Depois da descoberta podemos ler com profundidade o poema de escritura densa,
polivalente. A fonte da inspiração se encontra nas profundidades do eu (do homem
mesmo) em crise, em manifestação de seus sentimentos para com o mundo e a arte. Daí
compreendermos a abrangência do adjetivo “crise” que se encontra no título do livro
Soneto em crise e que podemos perceber na nota inicial, quando o autor se faz intérprete
da obra e explica o gênero do livro e sua matéria: “traduz a crise do homem do séc. XXI”.
No soneto “Arrimo da pedra branca” (p. 53), na ambiguidade dos signos, detecta-se
as inquietações do autor. Nas imagens, que poderíamos classificar com a terminologia
dada por Carlos Bousoño, de “visonárias” , parece desaparecer o sentido lógico, pois o
seu sentido se esconde nas dobras da emoção.
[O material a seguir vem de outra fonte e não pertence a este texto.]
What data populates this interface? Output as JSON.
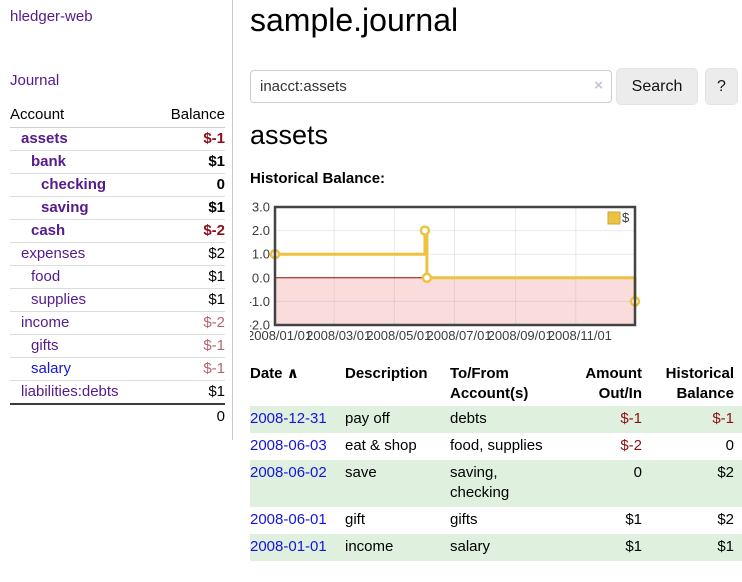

Há um plano real e outro da imaginação.
Com o recurso linguístico da força dos signos, aparece um deslocamento qualificativo
na locução, “triste pedra”, na personificação de um ser bruto, que será a metáfora de
seu corpo, do próprio eu lírico: “Minha epifania é carne.” A descoberta com a imagem
da “fumaça branca” que tanto pode anunciar a alegre nomeação de um novo papa ou
mostrar a tragédia humana da dependência de uma “triste pedra” que aniquila o homem:
“Resta a loucura da fumaça branca/ de uma triste pedra que me alicerça,/ muro e casa.
Ah, febril esperança!” .
Por fim, afirmamos que Sonetos em Crise, saído agora, neste período tenso de 2020,
subverte carnavalescamente o ritual social e existencial, numa escritura densa e, polivalente,
segue as pistas abertas pela poesia moderna e extravasa a inquietação de um EU.